In the modern era, finding a true off-the-beaten-track adventure can be difficult. Mark MacKenzie uncovers some to test the toughest

Comparing the relative dangers of proposed expeditions is the adventurer's equivalent of comparing City bonuses; bigger is better and sheer bravado is best. The less likely you are to return from distant shores with all your limbs, the greater the credibility of the challenge ahead. Should you wish to enhance your reputation beyond measure, best not to return at all.

Obscure locations can also build Brownie points, of course, but with pretty much anywhere just a Google away, finding that USP is no longer a question of sticking a pin in one of the less annotated pages of the atlas. Where once the summiting of mountains or polar treks were only for specialists, today they are open to allcomers. Mount Everest is a good example. Weather and fitness permitting, tours of duty on the iconic peak are available to anyone who can stump up £30,000 (roughly the cost of joining an expedition).

Another example of the "classic epic" is the Marathon des Sables. Last year, close to 600 of the 700 starters finished the six-day, 150 mile-plus slog through the Sahara desert, a sign of the improved understanding of the demands of the event, first run in 1986.

All of which is rather bad news for those who like their adventure flavoured with a pinch of exotica. So if you want a suitably demanding name to drop, here we offer a few suggestions:

Life in the freezer

A challenge of the 'in-for-a-penny' variety. While countless events proclaim themselves the toughest of their kind, the fifth Yukon Arctic Ultra race is hard to top. In this "multisport" event, competitors must first nominate their race distance (26, 100, 300 or 460 miles) before choosing their mode of transport. When the small army of runners, cross-country skiers, mountain bikers and skijorers (skiers pulled by dogs) leave the town of Whitehorse in the Yukon Territory in February, Canada's most inhospitable winter region will doubtless do its worst.

With temperatures predicted to bottom out at around -30C, the luckiest athletes are the marathon runners, the best of whom have, in recent years, found themselves back in front of the fire just four hours after the starting gun has fired. Those racing in the 460-mile category, on the other hand, will take a maximum of three weeks (yes, weeks) to negotiate their frozen tundra course. Mandatory kit therefore includes a satellite phone, GPS system, crampons and an avalanche shovel. Unpredictable terrain and frozen river crossings are just a few of the obstacles to be overcome, with checkpoints sporting such welcoming names as Dog Grave Lake.

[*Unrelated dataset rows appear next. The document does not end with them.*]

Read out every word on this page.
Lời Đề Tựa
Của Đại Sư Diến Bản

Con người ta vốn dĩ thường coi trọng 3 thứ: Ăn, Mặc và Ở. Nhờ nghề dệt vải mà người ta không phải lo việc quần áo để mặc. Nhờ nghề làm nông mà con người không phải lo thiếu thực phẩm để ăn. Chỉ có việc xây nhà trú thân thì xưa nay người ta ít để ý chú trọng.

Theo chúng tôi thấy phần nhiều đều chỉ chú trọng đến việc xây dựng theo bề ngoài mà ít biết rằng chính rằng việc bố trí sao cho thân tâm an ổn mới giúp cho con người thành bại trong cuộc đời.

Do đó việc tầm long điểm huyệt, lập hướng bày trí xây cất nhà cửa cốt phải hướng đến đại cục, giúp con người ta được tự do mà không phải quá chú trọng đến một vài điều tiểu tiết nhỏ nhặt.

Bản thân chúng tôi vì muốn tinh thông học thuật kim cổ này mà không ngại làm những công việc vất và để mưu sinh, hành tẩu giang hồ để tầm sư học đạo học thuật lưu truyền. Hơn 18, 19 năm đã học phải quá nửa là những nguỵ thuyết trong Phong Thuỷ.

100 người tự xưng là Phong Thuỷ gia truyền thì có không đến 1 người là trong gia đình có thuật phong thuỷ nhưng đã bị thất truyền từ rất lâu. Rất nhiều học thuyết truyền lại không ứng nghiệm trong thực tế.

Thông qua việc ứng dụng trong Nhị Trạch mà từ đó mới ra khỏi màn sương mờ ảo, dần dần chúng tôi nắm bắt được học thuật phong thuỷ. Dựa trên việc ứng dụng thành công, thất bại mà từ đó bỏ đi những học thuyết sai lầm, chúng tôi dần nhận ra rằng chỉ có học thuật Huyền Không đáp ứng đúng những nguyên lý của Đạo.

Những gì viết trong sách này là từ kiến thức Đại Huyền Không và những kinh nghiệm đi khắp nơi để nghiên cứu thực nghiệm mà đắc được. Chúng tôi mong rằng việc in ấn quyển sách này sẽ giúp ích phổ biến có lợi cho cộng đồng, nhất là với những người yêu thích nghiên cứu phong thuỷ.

Last year, Britain fielded 23 competitors, more than any other nation. One, Jon-athan Lucas, even succeeded in winning the 100-mile skijoring category.

The most famous Arctic race of all is the Iditarod, the 1,150-mile dog sledding monster that runs from Anchorage to Nome, in which legendary mushers fight tooth and claw for prize money of $720,000 (£365,000). Organisers of the Yukon Ultra are rather blunt on the subject of cash: "There will be no purse." So just for the fun of it, then.

Channel hopping

For Brits, ocean swimming tends to involve basting oneself in goose fat on a Dover beach at dawn before heading into the chaotic shipping lanes that crisscross the English Channel, a route to Calais first established by Captain Matthew Webb in 1875. Although only half as wide as its English counterpart, the Rottnest Channel is an ocean swim that presents a rather different set of challenges. The 19.2km stretch of water separates Rottnest Island from Perth, in Western Australia. Like the English Channel, it can get bloody cold; unlike the English Channel, it is patrol-led by Great White Sharks. At least one swimmer has been killed in the area.

The first person to swim it was Gerd von Dincklage-Schulenburg in 1956. He completed the swim in 9hr 45min, and his feat caught the imagination of a local newspaper editor. Later that year the first race was held, won, appropriately enough, by a Mr Seaborn.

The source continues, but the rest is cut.